PNF Stretching- Or Commonly referred to (Proprioceptive Neuromuscular Facilitation) which is considered the latest form in stretching. Originally designed for use with stroke victims quickly became popular for the general populous. This stretch combines Isometric and Passive stretching. The quickest method to lengthening, strengthening and stretching your muscles is isometric
Ballistic Stretching-This is not commonly used by martial artist because it has a tendency to reduce flexibility because it prevents the muscles from fully relaxing while in a stretched position. While in a stretched position you use your momentum and weight, bouncing at the end of a stretch.

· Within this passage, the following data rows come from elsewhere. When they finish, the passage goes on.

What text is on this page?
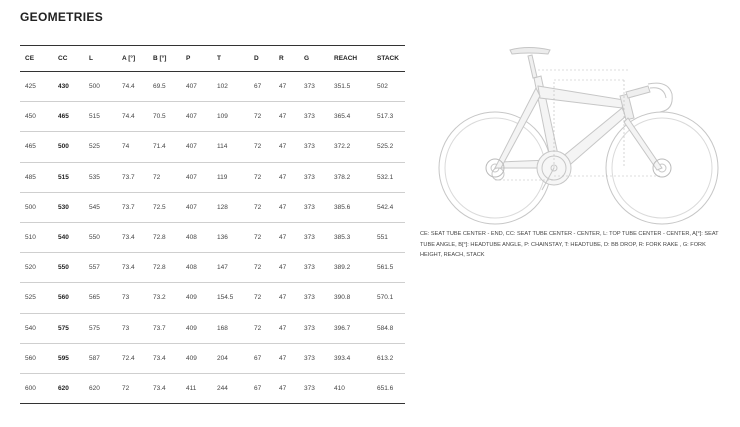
GEOMETRIES
CE	CC	L	A [°]	B [°]	P	T	D	R	G	REACH	STACK
425	430	500	74.4	69.5	407	102	67	47	373	351.5	502
450	465	515	74.4	70.5	407	109	72	47	373	365.4	517.3
465	500	525	74	71.4	407	114	72	47	373	372.2	525.2
485	515	535	73.7	72	407	119	72	47	373	378.2	532.1
500	530	545	73.7	72.5	407	128	72	47	373	385.6	542.4
510	540	550	73.4	72.8	408	136	72	47	373	385.3	551
520	550	557	73.4	72.8	408	147	72	47	373	389.2	561.5
525	560	565	73	73.2	409	154.5	72	47	373	390.8	570.1
540	575	575	73	73.7	409	168	72	47	373	396.7	584.8
560	595	587	72.4	73.4	409	204	67	47	373	393.4	613.2
600	620	620	72	73.4	411	244	67	47	373	410	651.6
CE: SEAT TUBE CENTER - END, CC: SEAT TUBE CENTER - CENTER, L: TOP TUBE CENTER - CENTER, A[°]: SEAT TUBE ANGLE, B[°]: HEADTUBE ANGLE, P: CHAINSTAY, T: HEADTUBE, D: BB DROP, R: FORK RAKE , G: FORK HEIGHT, REACH, STACK
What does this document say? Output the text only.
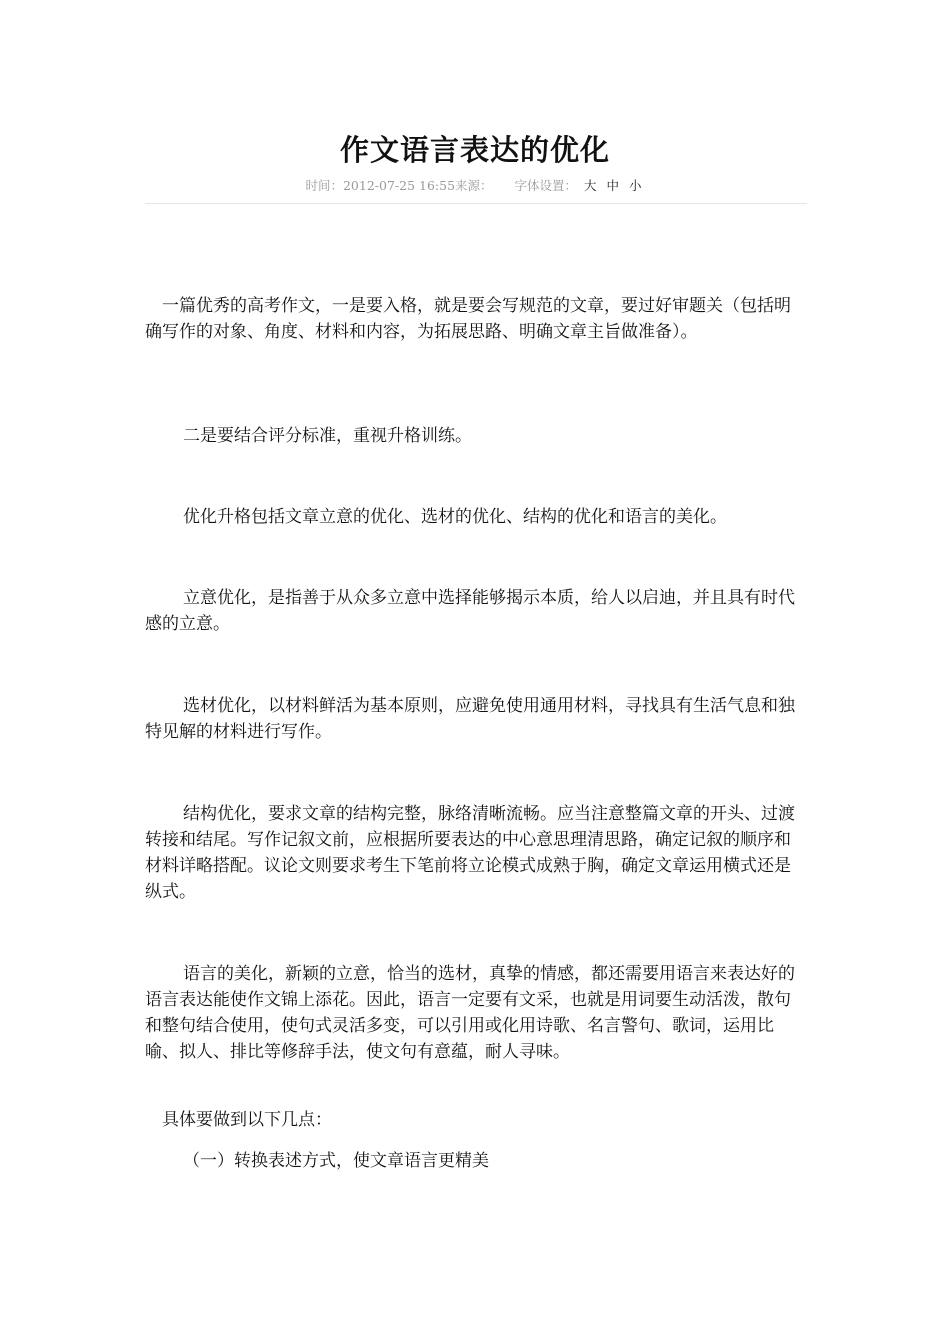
作文语言表达的优化
时间：2012-07-25 16:55来源： 字体设置： 大 中 小

一篇优秀的高考作文，一是要入格，就是要会写规范的文章，要过好审题关（包括明确写作的对象、角度、材料和内容，为拓展思路、明确文章主旨做准备）。

二是要结合评分标准，重视升格训练。

优化升格包括文章立意的优化、选材的优化、结构的优化和语言的美化。

立意优化，是指善于从众多立意中选择能够揭示本质，给人以启迪，并且具有时代感的立意。

选材优化，以材料鲜活为基本原则，应避免使用通用材料，寻找具有生活气息和独特见解的材料进行写作。

结构优化，要求文章的结构完整，脉络清晰流畅。应当注意整篇文章的开头、过渡转接和结尾。写作记叙文前，应根据所要表达的中心意思理清思路，确定记叙的顺序和材料详略搭配。议论文则要求考生下笔前将立论模式成熟于胸，确定文章运用横式还是纵式。

语言的美化，新颖的立意，恰当的选材，真挚的情感，都还需要用语言来表达好的语言表达能使作文锦上添花。因此，语言一定要有文采，也就是用词要生动活泼，散句和整句结合使用，使句式灵活多变，可以引用或化用诗歌、名言警句、歌词，运用比喻、拟人、排比等修辞手法，使文句有意蕴，耐人寻味。

具体要做到以下几点：

（一）转换表述方式，使文章语言更精美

Static Stretching- This last stretch is commonly used when dealing with injured muscles. You take a pose and hold it with another limb or part of your body. It is a very slow and relaxing stretch easy for the beginner.
Video of Stretching Demonstration:
Stretching has multiple benefits for the beginning to advanced martial artist practicing Shorin-Ryu, Shorinkan, Okinawan Karate, Kids and Adult Karateka everywhere. Begin your stretches with 5-10 min sessions two times daily. When you are comfortable and more flexible you can up the time. We do these stretches before each class at Hughes Karate-Do, Chandler Az.